Using SR-IOV with OpenStack Ansible

- 13 mins

SR-IOV is a specification that allows a PCIe device to appear to be multiple separate physical PCIe devices. A two-port NIC might be broken up into multiple physical functions (PF) with multiple virtual functions (VF) per physical function. Instead of attaching to a tuntap interface, a virtual machine instance can be connected to a virtual function and gain better performance and lower latency.

Having first worked with SR-IOV between the Mitaka and Newton cycles of OpenStack, a recent troubleshooting effort really strained my brain, so to speak. As a result, I put together some steps necessary to deploy the SR-IOV agent and related configuration in an OpenStack environment deployed with OpenStack-Ansible.

The upstream documentation for SR-IOV is a good starting point that can fill in the blanks:

https://docs.openstack.org/neutron/rocky/admin/config-sriov.html

Getting started

In this walkthrough, the following hardware/software was used:

In my environment, the NIC used for SR-IOV is an HP 530SFP+ 2x10G Network Interface Card based on the QLogic/Broadcom BCM57810 chipset.
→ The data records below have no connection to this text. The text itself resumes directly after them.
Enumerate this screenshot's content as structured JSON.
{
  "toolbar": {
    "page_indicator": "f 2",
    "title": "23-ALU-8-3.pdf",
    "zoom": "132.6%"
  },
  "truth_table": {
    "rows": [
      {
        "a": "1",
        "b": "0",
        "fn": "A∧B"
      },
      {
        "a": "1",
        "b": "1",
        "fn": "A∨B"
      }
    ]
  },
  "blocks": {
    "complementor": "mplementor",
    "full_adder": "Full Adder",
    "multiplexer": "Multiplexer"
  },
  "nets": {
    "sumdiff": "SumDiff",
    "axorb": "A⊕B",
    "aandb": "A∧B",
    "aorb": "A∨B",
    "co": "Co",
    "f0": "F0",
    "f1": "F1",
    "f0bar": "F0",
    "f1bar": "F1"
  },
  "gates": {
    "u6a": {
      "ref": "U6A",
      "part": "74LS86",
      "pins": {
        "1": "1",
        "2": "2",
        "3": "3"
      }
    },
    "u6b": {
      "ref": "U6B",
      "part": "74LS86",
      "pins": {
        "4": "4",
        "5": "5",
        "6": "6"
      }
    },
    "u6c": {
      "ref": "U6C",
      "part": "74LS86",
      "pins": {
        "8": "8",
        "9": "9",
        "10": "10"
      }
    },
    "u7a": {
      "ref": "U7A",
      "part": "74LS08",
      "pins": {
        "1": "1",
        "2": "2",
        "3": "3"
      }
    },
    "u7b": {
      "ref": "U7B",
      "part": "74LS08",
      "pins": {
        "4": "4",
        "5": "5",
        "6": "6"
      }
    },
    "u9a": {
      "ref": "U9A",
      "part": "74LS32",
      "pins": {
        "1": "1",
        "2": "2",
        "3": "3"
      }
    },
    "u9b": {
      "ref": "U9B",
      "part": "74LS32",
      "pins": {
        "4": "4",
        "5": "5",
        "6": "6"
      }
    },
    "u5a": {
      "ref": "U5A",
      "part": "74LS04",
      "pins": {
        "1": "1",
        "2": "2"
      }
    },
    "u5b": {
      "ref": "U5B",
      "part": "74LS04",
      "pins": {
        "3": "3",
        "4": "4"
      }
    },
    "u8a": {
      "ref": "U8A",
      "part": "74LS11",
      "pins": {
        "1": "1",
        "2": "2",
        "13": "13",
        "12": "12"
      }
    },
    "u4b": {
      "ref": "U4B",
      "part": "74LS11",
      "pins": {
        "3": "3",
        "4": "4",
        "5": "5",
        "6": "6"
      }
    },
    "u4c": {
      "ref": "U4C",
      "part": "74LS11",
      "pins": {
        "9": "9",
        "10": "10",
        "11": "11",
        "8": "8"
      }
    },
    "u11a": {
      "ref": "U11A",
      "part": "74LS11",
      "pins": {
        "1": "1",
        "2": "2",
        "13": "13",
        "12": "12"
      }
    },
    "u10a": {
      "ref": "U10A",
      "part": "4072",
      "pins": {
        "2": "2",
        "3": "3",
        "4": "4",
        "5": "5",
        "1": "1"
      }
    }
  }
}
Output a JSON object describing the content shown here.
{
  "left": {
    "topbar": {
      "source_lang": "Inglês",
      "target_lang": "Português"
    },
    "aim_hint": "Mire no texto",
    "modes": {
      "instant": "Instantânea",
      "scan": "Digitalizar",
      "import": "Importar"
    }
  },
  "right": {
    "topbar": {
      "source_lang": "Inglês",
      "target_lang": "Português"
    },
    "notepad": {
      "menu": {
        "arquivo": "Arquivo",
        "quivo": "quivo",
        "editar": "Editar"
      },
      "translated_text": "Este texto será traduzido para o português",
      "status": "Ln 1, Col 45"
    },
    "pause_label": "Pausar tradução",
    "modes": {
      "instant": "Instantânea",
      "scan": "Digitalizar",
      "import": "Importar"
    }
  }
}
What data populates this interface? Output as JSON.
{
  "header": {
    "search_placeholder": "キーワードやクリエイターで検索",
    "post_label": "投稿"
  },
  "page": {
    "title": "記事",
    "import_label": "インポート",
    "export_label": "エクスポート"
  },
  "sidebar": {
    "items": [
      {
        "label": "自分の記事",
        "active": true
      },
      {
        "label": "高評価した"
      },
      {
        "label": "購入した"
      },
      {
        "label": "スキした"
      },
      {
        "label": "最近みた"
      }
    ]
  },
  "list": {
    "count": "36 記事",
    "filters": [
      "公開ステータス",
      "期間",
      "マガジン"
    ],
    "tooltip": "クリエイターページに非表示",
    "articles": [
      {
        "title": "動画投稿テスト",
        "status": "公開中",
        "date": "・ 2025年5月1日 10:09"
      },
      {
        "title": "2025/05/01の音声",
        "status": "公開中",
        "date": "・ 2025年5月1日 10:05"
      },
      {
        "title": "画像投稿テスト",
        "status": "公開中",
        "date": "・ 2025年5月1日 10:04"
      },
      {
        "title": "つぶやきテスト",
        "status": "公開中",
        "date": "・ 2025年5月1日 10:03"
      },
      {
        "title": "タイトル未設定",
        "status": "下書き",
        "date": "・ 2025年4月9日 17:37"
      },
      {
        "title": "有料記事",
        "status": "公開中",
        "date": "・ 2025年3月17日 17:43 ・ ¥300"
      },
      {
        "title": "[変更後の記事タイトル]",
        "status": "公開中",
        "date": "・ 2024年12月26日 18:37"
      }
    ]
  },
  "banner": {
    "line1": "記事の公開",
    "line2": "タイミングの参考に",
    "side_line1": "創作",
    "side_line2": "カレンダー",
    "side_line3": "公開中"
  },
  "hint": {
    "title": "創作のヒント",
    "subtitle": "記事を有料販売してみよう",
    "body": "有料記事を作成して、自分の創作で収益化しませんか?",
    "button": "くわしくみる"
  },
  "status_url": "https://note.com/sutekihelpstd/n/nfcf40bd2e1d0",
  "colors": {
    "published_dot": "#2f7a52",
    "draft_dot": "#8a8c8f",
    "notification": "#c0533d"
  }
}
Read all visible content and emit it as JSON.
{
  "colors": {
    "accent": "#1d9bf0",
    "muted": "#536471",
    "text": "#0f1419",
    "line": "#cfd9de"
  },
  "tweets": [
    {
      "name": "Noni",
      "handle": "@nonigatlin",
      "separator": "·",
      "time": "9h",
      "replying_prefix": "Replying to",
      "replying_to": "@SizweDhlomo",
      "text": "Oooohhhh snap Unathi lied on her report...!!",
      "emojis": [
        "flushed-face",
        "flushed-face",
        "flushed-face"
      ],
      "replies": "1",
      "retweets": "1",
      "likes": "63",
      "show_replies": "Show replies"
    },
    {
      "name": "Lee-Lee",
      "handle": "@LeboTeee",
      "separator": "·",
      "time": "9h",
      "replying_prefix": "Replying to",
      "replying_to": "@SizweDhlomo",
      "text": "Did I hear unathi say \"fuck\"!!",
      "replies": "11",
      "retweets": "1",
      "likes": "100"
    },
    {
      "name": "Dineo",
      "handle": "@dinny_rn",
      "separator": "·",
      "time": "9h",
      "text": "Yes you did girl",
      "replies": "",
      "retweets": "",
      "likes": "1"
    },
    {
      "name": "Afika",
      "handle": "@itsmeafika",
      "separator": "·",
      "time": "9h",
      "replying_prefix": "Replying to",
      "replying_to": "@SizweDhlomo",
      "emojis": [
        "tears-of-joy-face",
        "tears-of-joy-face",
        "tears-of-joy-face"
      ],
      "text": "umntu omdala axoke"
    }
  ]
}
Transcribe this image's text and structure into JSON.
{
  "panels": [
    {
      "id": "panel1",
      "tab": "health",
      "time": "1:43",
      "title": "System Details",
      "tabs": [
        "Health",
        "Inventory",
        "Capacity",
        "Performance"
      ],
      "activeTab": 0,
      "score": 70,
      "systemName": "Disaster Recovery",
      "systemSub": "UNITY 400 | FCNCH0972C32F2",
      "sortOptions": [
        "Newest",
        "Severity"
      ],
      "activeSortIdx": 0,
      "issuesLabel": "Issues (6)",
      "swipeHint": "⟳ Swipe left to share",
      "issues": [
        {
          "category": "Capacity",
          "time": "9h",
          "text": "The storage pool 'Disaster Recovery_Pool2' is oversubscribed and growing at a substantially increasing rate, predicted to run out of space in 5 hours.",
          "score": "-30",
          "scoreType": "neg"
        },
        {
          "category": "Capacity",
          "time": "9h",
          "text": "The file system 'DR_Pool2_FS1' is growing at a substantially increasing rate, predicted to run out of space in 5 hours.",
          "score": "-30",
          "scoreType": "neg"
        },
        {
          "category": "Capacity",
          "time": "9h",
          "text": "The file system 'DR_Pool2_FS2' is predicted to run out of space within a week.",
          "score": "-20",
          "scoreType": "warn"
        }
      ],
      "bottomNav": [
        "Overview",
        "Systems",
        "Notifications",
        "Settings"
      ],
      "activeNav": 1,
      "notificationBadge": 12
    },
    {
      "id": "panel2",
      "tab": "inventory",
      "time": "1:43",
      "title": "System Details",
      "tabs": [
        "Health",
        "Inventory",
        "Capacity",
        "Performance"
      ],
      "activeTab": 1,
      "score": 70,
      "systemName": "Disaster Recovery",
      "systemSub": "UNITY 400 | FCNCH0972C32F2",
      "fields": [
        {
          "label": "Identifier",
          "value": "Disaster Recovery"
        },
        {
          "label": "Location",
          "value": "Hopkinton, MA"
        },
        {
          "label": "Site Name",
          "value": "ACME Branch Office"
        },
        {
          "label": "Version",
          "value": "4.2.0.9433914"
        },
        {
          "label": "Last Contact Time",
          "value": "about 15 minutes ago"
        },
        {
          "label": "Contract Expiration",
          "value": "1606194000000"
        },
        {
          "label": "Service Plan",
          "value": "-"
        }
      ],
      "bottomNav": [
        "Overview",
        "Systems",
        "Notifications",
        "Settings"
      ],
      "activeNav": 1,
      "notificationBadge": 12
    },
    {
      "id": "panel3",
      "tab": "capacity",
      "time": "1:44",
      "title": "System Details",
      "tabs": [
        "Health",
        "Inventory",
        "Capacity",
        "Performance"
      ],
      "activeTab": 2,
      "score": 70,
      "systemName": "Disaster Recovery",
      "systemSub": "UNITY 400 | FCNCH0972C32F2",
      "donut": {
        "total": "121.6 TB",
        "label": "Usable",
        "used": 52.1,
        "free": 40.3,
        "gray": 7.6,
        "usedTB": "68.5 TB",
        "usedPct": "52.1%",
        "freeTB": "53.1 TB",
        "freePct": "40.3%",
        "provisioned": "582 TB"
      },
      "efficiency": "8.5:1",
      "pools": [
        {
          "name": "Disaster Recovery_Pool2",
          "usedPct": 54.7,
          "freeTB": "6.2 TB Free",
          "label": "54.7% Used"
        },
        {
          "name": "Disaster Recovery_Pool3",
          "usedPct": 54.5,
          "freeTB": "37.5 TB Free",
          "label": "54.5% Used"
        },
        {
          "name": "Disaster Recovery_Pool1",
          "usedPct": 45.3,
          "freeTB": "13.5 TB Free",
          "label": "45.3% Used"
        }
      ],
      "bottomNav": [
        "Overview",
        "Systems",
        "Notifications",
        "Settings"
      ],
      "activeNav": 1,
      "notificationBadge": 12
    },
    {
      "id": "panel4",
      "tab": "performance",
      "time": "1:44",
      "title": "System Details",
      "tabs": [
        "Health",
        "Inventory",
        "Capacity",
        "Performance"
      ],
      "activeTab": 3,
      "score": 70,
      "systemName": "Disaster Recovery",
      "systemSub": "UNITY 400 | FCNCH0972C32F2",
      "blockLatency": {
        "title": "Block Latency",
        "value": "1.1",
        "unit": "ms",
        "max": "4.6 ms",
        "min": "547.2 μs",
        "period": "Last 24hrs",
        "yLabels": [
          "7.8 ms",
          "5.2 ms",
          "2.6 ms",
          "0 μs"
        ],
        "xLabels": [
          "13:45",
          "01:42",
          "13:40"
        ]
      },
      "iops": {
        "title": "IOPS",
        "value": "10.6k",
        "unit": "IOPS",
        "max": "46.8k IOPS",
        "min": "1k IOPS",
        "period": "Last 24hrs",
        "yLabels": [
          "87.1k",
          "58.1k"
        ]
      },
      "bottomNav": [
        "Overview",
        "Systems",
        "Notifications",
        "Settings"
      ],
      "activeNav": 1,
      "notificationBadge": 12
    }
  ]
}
Many NICs, including those made by Intel, Mellanox, QLogic and others support SR-IOV. SR-IOV support can be determined using lspci -s -vvv <pci bus id>, where the pci bus id corresponds to the installed NIC, like so:

root@hp02-qlogic:~# lspci -vvv -s 0000:08:00.1
08:00.1 Ethernet controller: Broadcom Corporation NetXtreme II BCM57810 10 Gigabit Ethernet (rev 10)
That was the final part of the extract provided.